Covenants, conditions and restrictions

You need to understand what covenants, conditions and restrictions are. Here’s what to know.

What are covenants, conditions and restrictions?

Covenants, conditions and restrictions (commonly referred to as CCRs) are the written rules and restrictions pertaining to the use of property.

Deeper definition

Covenants, conditions and restrictions are normally determined by a developer, homeowners association or condominium board. Once established, they are filed with a county recorder’s office and are legally enforceable.

Most times, a CCR is signed at the time of purchase, and your signature acts as a promise that you will abide by the rules governing the property. Covenants are initially put in place to protect the well-being of a neighborhood and, by extension, the value of the surrounding properties in that neighborhood. Experience has shown that properly drafted and adequately enforced, CCRs help retain property value.

CCRs are primarily used in planned developments, including subdivisions and condominiums. Unless the CCRs were put in place solely by the developer, most covenants are agreed on by a board.

There are two advantages to living under CCRs that have been designed by a board. First, you can go directly to that board for clarification should any questions arise. And, you have the option of running for a position on that board if you dislike the current CCRs.

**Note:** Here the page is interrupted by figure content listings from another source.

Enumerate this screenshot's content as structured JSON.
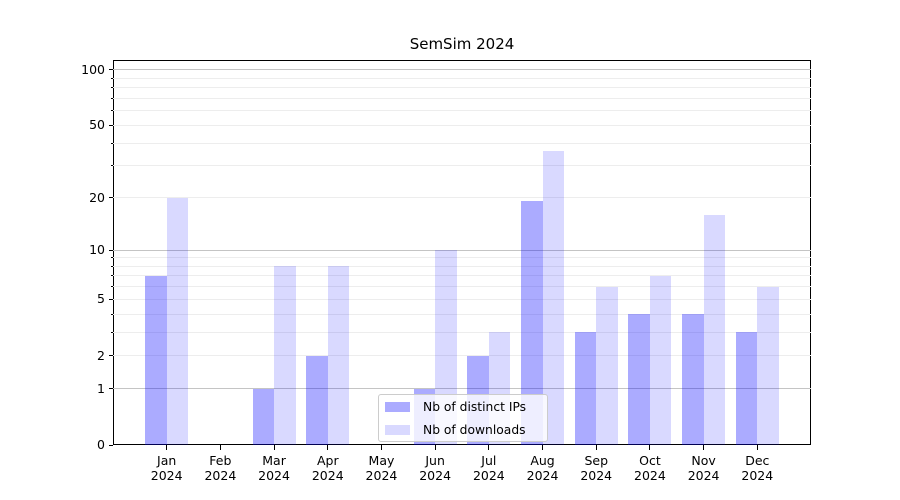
{
  "title": "SemSim 2024",
  "chart_data": {
    "type": "bar",
    "title": "SemSim 2024",
    "categories": [
      "Jan 2024",
      "Feb 2024",
      "Mar 2024",
      "Apr 2024",
      "May 2024",
      "Jun 2024",
      "Jul 2024",
      "Aug 2024",
      "Sep 2024",
      "Oct 2024",
      "Nov 2024",
      "Dec 2024"
    ],
    "category_line1": [
      "Jan",
      "Feb",
      "Mar",
      "Apr",
      "May",
      "Jun",
      "Jul",
      "Aug",
      "Sep",
      "Oct",
      "Nov",
      "Dec"
    ],
    "category_line2": "2024",
    "series": [
      {
        "name": "Nb of distinct IPs",
        "color": "rgba(0,0,255,0.33)",
        "values": [
          7,
          0,
          1,
          2,
          0,
          1,
          2,
          19,
          3,
          4,
          4,
          3
        ]
      },
      {
        "name": "Nb of downloads",
        "color": "rgba(0,0,255,0.15)",
        "values": [
          20,
          0,
          8,
          8,
          0,
          10,
          3,
          36,
          6,
          7,
          16,
          6
        ]
      }
    ],
    "bar_width": 0.4,
    "y_axis": {
      "scale": "log1p",
      "tick_labels": [
        100,
        50,
        20,
        10,
        5,
        2,
        1,
        0
      ],
      "major_gridlines": [
        1,
        10,
        100
      ],
      "minor_gridlines": [
        2,
        3,
        4,
        5,
        6,
        7,
        8,
        9,
        20,
        30,
        40,
        50,
        60,
        70,
        80,
        90
      ],
      "ymax": 113
    },
    "legend": {
      "position": "lower center",
      "entries": [
        "Nb of distinct IPs",
        "Nb of downloads"
      ]
    },
    "xlabel": "",
    "ylabel": "",
    "grid": true
  },
  "colors": {
    "bar_distinct_ips": "rgba(0,0,255,0.33)",
    "bar_downloads": "rgba(0,0,255,0.15)",
    "major_grid": "#c4c4c4",
    "minor_grid": "#ededed",
    "spine": "#000000",
    "background": "#ffffff"
  }
}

If you don’t like the CCRs in your area, you can move, but you may come across these issues selling a condo or HOA home.

Examples of CCRs

Because CCRs contain restrictions on the use of your personal property as well as any common areas in your neighborhood association, it is particularly important to read the fine print prior to signing. Here are some examples of common rules outlined in covenants, conditions and restrictions:

  • Lawns — Length, weed removal, edging, watering and when to replace dead or dying grass.
  • Parking — Where you can park, how many cars can use reserved parking spaces, and how long a non-running vehicle can be parked on the property.
  • Pets — Types of animals permitted, breeds permitted and number of animals you can own.
  • Guests — Where your guests can park and how long they are permitted to stay in your home (particularly if you live in a retirement community).
  • Maintenance — Type of mailbox you are permitted to use and the colors you are allowed to paint the exterior of your home.